Quest’anno le 1.100 tonnellate di rifiuti urbani prodotte sono state differenziate per il 70% (fino al 2017 si arrivava al 42%): “In quattro anni abbiamo fatto un passo importante, è stato veramente impegnativo“, racconta a GEA Rafael Tornini, responsabile del Servizio giardini e ambiente. Obiettivo? “Puntiamo al 75% e, se riusciamo, ad andare anche oltre“. Con il tipo di rifiuto prodotto e una campagna di sensibilizzazione ben fatta “si potrebbe superare l’80-85%, prevede.

Tutta la tracciabilità dei rifiuti è gestita da un software che tiene sotto controllo i movimenti: “Il Sistema di controllo, la pesatura, il riconoscimento del materiale, tutto è gestito in automatico“, spiega il dirigente.

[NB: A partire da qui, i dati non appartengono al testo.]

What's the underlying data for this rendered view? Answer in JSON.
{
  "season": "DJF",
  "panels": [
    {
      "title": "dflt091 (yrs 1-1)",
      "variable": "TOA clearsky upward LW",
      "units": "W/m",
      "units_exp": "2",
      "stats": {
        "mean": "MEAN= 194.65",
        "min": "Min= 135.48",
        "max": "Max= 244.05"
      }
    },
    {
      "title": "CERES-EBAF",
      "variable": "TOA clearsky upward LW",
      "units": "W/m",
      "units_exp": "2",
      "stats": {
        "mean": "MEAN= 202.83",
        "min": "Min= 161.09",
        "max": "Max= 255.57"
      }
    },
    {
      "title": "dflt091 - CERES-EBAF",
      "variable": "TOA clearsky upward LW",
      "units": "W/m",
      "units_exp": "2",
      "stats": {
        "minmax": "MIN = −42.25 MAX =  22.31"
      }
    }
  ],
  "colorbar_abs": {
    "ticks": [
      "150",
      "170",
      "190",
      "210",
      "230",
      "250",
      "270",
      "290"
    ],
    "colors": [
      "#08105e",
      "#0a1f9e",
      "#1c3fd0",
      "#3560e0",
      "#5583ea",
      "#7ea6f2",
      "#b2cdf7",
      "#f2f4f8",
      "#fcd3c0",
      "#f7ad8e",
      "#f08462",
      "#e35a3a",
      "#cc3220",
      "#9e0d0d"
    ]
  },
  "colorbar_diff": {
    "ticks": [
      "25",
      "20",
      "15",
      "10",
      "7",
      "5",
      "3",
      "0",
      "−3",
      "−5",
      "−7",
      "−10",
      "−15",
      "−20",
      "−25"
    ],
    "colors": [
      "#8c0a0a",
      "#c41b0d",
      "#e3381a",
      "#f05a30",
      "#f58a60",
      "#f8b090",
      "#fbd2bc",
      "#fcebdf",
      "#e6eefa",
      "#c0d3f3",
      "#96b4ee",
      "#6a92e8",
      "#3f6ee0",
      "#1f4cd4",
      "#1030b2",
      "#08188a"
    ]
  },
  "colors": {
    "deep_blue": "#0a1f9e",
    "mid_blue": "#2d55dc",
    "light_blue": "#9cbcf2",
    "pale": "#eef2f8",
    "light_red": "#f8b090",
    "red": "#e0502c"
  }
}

Il 90% della spazzatura vaticana va in Italia, “il 30% di indifferenziato finisce a Malagrotta o dove possiamo“, afferma. La carta invece viene recuperata, con un contributo: “Quindi per noi è una risorsa, lo scorso anno abbiamo fatto 180 tonnellate di recupero di carta e cartone“.

carta vaticano

La catena dei rifiuti speciali si gestisce dall’interno, “82 codici cer, differenziati al 99,8% del materiale“, afferma il dirigente. Di questi il 70% va a riciclo (rifiuti elettronici, oli esausti, batterie, acidi, pitture, vernici, frigoriferi, materassi…).

La frazione umida finisce invece in compostiera e viene poi utilizzata come fertilizzante per i giardini. Prima, veniva inviata nell’impianto di compostaggio Celano, che ne gestisce 150mila tonnellate all’anno.

Oggi possiamo gestire 200 tonnellate all’anno di umido. Facciamo un compost di qualità, miscelato all’altra catena che abbiamo: una linea viene dall’umido delle mense, l’altra dagli scarti di potature e sfalci con due catene separate (la compostiera elettromeccanica e i cumuli). A processo finito, viene prodotta una miscela“, riferisce Tornini. In questo modo, si riesce a gestire il 100% dell’umido. “Quest’anno siamo un po’ in crisi – confessa -, finita la pandemia stanno aumentando le utenze nei musei soprattutto, quindi siamo quasi al limite della capienza della compostiera. Stiamo pensando di ampliarla“.